Kita mulai menjalani mil kedua ketika kita memahami kata-kata “Temukan, bawa, dan ajarkan,”4 ketika kita mencari dan mempersiapkan nama-nama leluhur kita untuk tata cara bait suci, ketika kita membantu dalam pengindeksan, ketika kita melayani sebagai pekerja bait suci, dan ketika kita mencari cara-cara untuk membantu orang lain memiliki pengalaman bait suci yang bermakna.
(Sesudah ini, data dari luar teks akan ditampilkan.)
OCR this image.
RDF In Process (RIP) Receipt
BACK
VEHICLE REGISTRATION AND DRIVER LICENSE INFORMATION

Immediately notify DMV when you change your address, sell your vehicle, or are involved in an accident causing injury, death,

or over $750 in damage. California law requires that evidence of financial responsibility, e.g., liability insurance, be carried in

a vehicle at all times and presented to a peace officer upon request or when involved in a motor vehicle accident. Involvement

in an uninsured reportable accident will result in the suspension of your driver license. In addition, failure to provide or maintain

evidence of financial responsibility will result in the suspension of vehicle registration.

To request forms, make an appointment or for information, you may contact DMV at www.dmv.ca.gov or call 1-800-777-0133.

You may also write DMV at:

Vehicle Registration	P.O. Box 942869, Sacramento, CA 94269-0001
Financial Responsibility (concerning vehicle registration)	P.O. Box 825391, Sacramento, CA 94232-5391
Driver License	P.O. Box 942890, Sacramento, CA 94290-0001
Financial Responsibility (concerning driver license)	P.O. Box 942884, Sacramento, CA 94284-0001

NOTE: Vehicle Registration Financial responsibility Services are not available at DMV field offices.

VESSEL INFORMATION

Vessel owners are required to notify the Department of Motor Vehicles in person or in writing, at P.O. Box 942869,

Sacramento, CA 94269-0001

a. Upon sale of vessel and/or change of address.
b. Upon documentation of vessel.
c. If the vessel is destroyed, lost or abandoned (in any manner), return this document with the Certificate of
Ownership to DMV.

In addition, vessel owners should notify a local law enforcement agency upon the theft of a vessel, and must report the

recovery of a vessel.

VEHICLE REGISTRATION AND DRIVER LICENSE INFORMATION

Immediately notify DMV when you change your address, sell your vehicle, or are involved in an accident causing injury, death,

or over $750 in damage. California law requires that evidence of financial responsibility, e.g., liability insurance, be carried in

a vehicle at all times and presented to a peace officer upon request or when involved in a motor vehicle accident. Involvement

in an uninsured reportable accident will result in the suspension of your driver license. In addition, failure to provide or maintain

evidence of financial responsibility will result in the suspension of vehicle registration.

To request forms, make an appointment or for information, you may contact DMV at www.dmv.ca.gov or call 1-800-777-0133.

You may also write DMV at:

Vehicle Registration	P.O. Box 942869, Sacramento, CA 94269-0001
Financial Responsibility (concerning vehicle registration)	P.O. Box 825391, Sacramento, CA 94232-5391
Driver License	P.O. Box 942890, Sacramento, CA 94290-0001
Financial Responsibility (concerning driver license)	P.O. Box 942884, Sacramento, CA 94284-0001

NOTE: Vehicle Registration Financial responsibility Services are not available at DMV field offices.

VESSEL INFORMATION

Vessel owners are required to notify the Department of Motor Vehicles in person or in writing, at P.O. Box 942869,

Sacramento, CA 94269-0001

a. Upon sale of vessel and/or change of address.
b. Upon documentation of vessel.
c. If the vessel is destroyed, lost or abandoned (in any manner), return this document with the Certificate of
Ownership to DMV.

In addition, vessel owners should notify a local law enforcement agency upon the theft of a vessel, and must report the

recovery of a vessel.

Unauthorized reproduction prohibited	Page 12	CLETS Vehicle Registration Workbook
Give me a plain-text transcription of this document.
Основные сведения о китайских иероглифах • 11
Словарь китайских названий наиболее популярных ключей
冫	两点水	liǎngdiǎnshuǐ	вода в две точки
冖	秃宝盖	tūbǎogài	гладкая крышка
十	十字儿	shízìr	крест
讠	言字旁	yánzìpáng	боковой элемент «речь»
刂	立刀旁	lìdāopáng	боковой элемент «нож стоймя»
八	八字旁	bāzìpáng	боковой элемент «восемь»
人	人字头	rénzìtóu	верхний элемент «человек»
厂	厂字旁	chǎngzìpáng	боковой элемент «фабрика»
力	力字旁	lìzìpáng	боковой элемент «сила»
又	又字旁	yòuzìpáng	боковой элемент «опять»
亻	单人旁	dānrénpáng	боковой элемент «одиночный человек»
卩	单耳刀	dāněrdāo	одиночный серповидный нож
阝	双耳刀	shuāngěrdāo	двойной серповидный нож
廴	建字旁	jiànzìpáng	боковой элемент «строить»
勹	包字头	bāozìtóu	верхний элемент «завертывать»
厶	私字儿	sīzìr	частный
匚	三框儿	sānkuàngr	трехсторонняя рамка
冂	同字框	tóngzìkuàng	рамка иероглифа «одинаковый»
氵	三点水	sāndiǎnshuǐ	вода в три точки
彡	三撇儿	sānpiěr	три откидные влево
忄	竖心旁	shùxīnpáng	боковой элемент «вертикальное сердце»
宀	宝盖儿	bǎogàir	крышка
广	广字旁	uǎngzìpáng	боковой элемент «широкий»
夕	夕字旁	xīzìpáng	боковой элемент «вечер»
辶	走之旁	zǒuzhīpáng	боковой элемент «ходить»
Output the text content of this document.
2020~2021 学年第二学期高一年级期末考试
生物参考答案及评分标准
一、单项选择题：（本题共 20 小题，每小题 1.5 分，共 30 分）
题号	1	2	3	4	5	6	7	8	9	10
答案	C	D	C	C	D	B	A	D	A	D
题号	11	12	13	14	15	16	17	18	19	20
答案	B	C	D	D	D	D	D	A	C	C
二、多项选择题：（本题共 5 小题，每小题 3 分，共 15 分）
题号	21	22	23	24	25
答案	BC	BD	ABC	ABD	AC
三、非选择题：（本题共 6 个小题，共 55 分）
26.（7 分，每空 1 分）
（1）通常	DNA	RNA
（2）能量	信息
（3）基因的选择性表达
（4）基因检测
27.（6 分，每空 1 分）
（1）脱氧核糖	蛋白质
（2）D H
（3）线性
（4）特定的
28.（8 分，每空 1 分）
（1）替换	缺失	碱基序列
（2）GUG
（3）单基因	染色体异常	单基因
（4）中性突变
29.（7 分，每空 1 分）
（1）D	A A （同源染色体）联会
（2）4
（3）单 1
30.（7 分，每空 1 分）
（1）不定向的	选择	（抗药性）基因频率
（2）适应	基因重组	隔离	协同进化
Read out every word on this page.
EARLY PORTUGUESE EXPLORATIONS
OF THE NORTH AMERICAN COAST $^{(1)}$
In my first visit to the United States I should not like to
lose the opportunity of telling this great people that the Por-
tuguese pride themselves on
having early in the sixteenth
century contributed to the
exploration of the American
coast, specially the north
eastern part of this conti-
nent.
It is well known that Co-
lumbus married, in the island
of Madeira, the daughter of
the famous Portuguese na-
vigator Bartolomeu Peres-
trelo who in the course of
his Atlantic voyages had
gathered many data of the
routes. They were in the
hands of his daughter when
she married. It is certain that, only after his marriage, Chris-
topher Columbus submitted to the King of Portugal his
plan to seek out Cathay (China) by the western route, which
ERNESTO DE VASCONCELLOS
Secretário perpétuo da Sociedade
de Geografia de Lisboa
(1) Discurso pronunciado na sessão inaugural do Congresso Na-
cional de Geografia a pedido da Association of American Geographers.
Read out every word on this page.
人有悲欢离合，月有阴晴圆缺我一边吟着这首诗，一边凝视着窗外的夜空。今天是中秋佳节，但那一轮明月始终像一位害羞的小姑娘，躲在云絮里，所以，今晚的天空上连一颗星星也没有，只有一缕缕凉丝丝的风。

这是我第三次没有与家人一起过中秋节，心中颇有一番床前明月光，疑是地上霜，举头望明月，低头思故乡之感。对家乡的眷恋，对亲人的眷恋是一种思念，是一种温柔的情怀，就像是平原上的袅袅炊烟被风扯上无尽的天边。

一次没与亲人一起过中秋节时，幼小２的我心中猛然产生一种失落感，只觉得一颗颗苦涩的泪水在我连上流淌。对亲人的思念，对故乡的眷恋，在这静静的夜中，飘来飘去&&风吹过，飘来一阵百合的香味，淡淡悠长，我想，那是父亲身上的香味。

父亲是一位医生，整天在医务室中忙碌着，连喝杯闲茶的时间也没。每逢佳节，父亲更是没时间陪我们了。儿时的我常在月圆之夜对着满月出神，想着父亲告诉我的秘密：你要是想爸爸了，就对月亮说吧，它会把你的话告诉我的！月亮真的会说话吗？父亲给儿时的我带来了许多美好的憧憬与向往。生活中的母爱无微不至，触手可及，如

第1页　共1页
Sewaktu saya melayani sebagai Tujuh Puluh Area, salah satu pasak dalam dewan koordinasi saya berperan serta dalam perjalanan besar bait suci. Bait suci yang para anggota hadiri kecil, dan sayangnya ada beberapa anggota yang, terlepas dari telah melakukan perjalanan panjang selama 12 jam, tidak dapat memasuki bait suci karena itu melampaui kapasitas harian.

Beberapa hari setelah perjalanan ini, saya mengunjungi pasak ini dan menanyakan kepada presiden itu apakah saya bisa berbicara dengan sejumlah anggota yang tidak dapat menghadiri bait suci hari itu. Salah satu brother yang saya temui mengatakan kepada saya: “Penatua, jangan khawatir. Saya berada di rumah Tuhan. Saya duduk di bangku di taman dan merenungkan dalam benak saya tata caranya. Kemudian saya diberi kesempatan untuk masuk, tetapi saya mempersilakan brother lainnya, yang telah datang ke bait suci untuk pertama kalinya untuk dimeteraikan kepada istrinya, untuk menggantikan tempat saya. Mereka selanjutnya berkesempatan untuk menghadiri dua sesi hari itu. Tuhan mengenal saya, dan Dia telah memberkati saya, dan kami baik-baik saja.”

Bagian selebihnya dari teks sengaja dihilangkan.